La nullité (facultative) d’un acte commis en période suspecte suppose une connaissance personnelle de l’état de cessation des paiements

Etienne CHARBONNEL
Etienne CHARBONNEL - Avocat associé

 

 

Source : Cass. Com. 2 décembre 2014, Pourvoi n°13-25.705, n°1078, P+B

 

Les faits de l’espèce retiennent ici tout spécialement l’attention : une société avait fait pratiquer une saisie-attribution à l’encontre de son débiteur, par l’intermédiaire d’un huissier de justice.

 

Il est démontré, au cours de la procédure, que cet huissier était en fait intervenu au nom et pour le compte d’une dizaine de créanciers différents, et avait pratiqué diverses mesures conservatoires et d’exécution.
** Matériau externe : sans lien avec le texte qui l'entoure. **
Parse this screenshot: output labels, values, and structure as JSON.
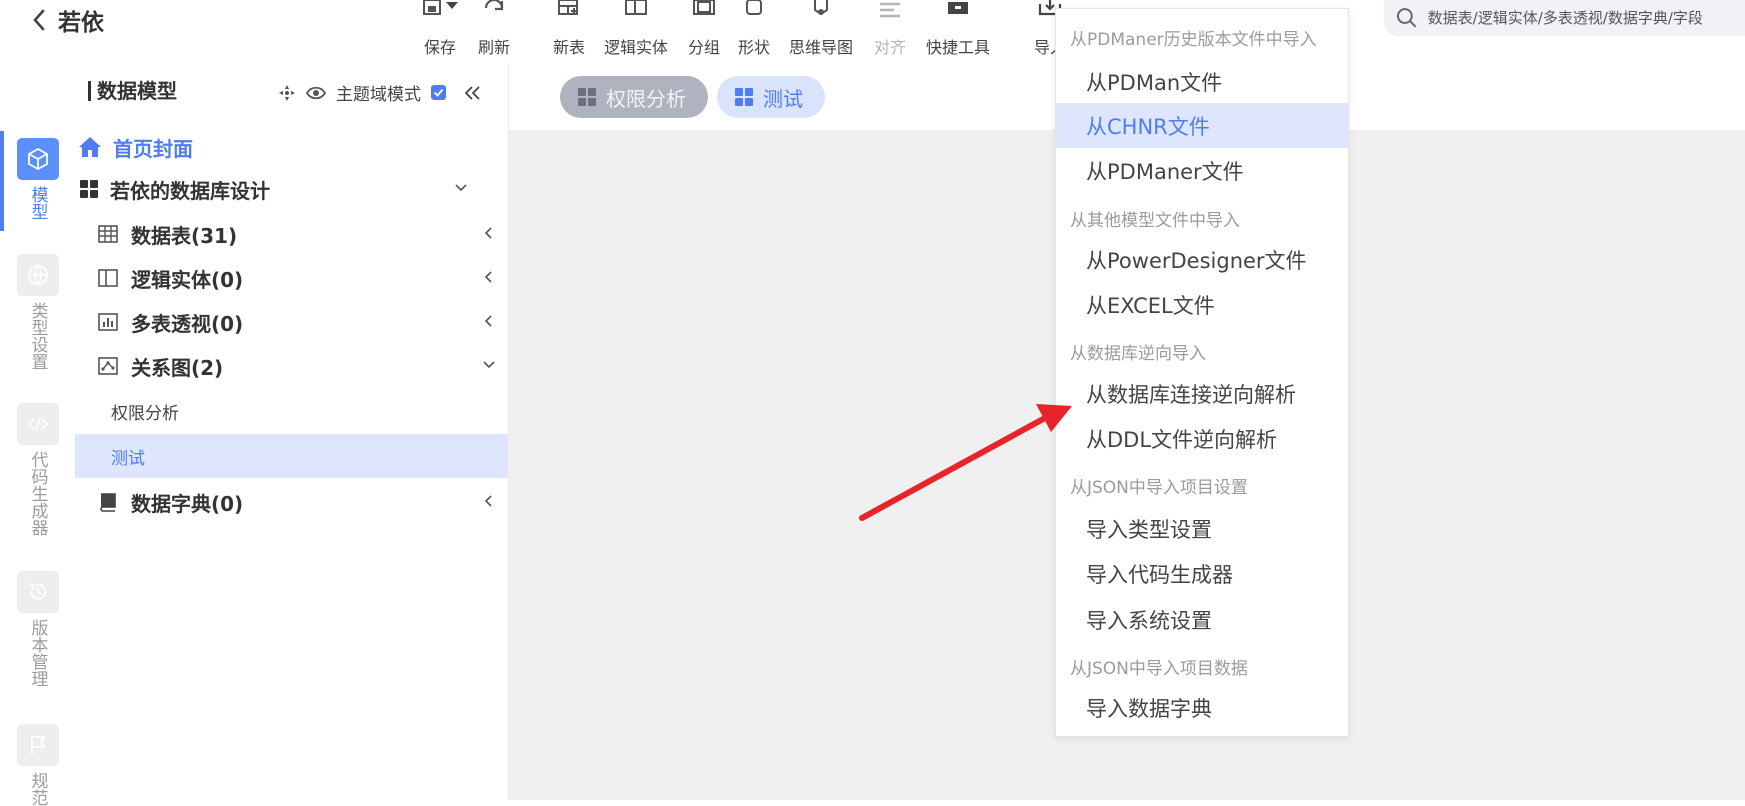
{
  "app": {
    "title": "若依"
  },
  "toolbar": {
    "items": [
      {
        "label": "保存",
        "icon": "save-icon"
      },
      {
        "label": "刷新",
        "icon": "refresh-icon"
      },
      {
        "label": "新表",
        "icon": "new-table-icon"
      },
      {
        "label": "逻辑实体",
        "icon": "logic-entity-icon"
      },
      {
        "label": "分组",
        "icon": "group-icon"
      },
      {
        "label": "形状",
        "icon": "shape-icon"
      },
      {
        "label": "思维导图",
        "icon": "mindmap-icon"
      },
      {
        "label": "对齐",
        "icon": "align-icon",
        "disabled": true
      },
      {
        "label": "快捷工具",
        "icon": "quick-tools-icon"
      },
      {
        "label": "导入",
        "icon": "import-icon"
      }
    ]
  },
  "search": {
    "placeholder": "数据表/逻辑实体/多表透视/数据字典/字段"
  },
  "rail": {
    "items": [
      {
        "label": "模型",
        "icon": "model-cube-icon",
        "active": true
      },
      {
        "label": "类型设置",
        "icon": "globe-icon"
      },
      {
        "label": "代码生成器",
        "icon": "code-icon"
      },
      {
        "label": "版本管理",
        "icon": "history-icon"
      },
      {
        "label": "规范",
        "icon": "flag-icon"
      }
    ]
  },
  "tree": {
    "title": "数据模型",
    "domain_mode_label": "主题域模式",
    "home_label": "首页封面",
    "project_label": "若依的数据库设计",
    "nodes": [
      {
        "label": "数据表(31)",
        "icon": "table-grid-icon"
      },
      {
        "label": "逻辑实体(0)",
        "icon": "logic-entity-icon"
      },
      {
        "label": "多表透视(0)",
        "icon": "bar-chart-icon"
      },
      {
        "label": "关系图(2)",
        "icon": "relation-diagram-icon"
      },
      {
        "label": "数据字典(0)",
        "icon": "book-icon"
      }
    ],
    "diagrams": [
      "权限分析",
      "测试"
    ],
    "selected_diagram": "测试"
  },
  "tabs": [
    {
      "label": "权限分析",
      "icon": "grid-icon"
    },
    {
      "label": "测试",
      "icon": "grid-icon",
      "active": true
    }
  ],
  "import_menu": {
    "groups": [
      {
        "title": "从PDManer历史版本文件中导入",
        "items": [
          "从PDMan文件",
          "从CHNR文件",
          "从PDManer文件"
        ]
      },
      {
        "title": "从其他模型文件中导入",
        "items": [
          "从PowerDesigner文件",
          "从EXCEL文件"
        ]
      },
      {
        "title": "从数据库逆向导入",
        "items": [
          "从数据库连接逆向解析",
          "从DDL文件逆向解析"
        ]
      },
      {
        "title": "从JSON中导入项目设置",
        "items": [
          "导入类型设置",
          "导入代码生成器",
          "导入系统设置"
        ]
      },
      {
        "title": "从JSON中导入项目数据",
        "items": [
          "导入数据字典"
        ]
      }
    ],
    "highlighted_item": "从CHNR文件"
  },
  "annotation": {
    "arrow_color": "#e8232a"
  },
  "colors": {
    "accent": "#4f7df0",
    "selection": "#dde6fd",
    "canvas": "#f0f0f1"
  }
}
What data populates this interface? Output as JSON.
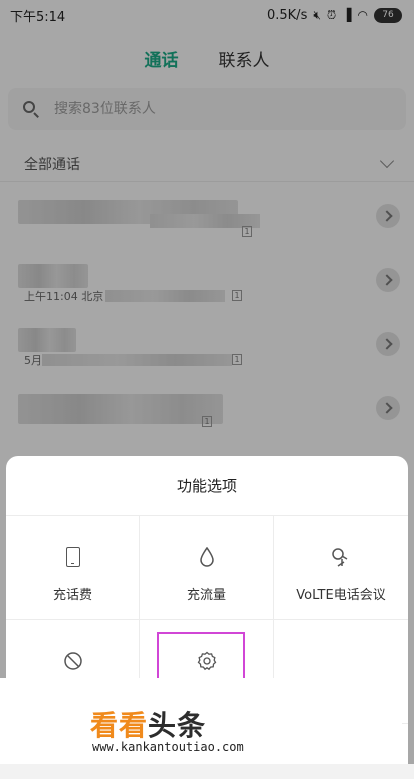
{
  "status_bar": {
    "time": "下午5:14",
    "network_speed": "0.5K/s",
    "battery": "76"
  },
  "tabs": [
    {
      "label": "通话",
      "active": true
    },
    {
      "label": "联系人",
      "active": false
    }
  ],
  "search": {
    "placeholder": "搜索83位联系人"
  },
  "filter": {
    "label": "全部通话"
  },
  "call_rows": [
    {
      "sub_text": ""
    },
    {
      "sub_text": "上午11:04 北京"
    },
    {
      "sub_text": "5月"
    },
    {
      "sub_text": ""
    }
  ],
  "options_sheet": {
    "title": "功能选项",
    "items": [
      {
        "label": "充话费",
        "icon": "phone-icon"
      },
      {
        "label": "充流量",
        "icon": "droplet-icon"
      },
      {
        "label": "VoLTE电话会议",
        "icon": "conference-call-icon"
      },
      {
        "label": "",
        "icon": "block-icon"
      },
      {
        "label": "",
        "icon": "settings-gear-icon"
      },
      {
        "label": "",
        "icon": ""
      }
    ]
  },
  "watermark": {
    "brand_part1": "看看",
    "brand_part2": "头条",
    "url": "www.kankantoutiao.com"
  },
  "colors": {
    "accent": "#1ba784",
    "highlight": "#d146d6",
    "brand_orange": "#f08a1c"
  }
}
La Cour retient, compte tenu de sa connaissance du dossier, que l’huissier ne pouvait ignorer que le débiteur était manifestement en état de cessation des paiements.

 

Le liquidateur judiciaire du débiteur cherche alors à faire annuler les actes ainsi pratiqués au cours de la période suspecte, en connaissance de l’état de cessation des paiements (nullité facultative de la période suspecte).

 

La Cour rejette le pourvoi, précisant que la connaissance de l’état de cessation des paiements doit être démontrée s’agissant du créancier personnellement, et non de son huissier instrumentaire (ou plus largement son mandataire).

 

La Cour souligne à ce titre que l’huissier était tenu d’une obligation de confidentialité, et qu’il « ne peut divulguer à son client les informations recueillies dans le cadre de l’exécution de mandats confiés par des tiers ». La démonstration de la violation de cette obligation par l’huissier n’étant pas démontrée, la connaissance personnelle, par le créancier, n’est alors pas automatique, et d’ailleurs pas non plus démontrée en l’espèce.

 

C’est bien une démonstration in concreto qu’aurait dû apporter le mandataire liquidateur.

 

L’arrêt a d’ailleurs un intérêt double : il reprécise la question de la démonstration de la connaissance de l’état de cessation des paiements, tout en insistant sur, et en quelque sorte revalorisant, le secret professionnel de l’huissier de justice.

 

Les professions du droit, qui se sentent attaquées par les projets de loi actuellement à l’étude, retiendront cette marque de respect de la Haute Cour.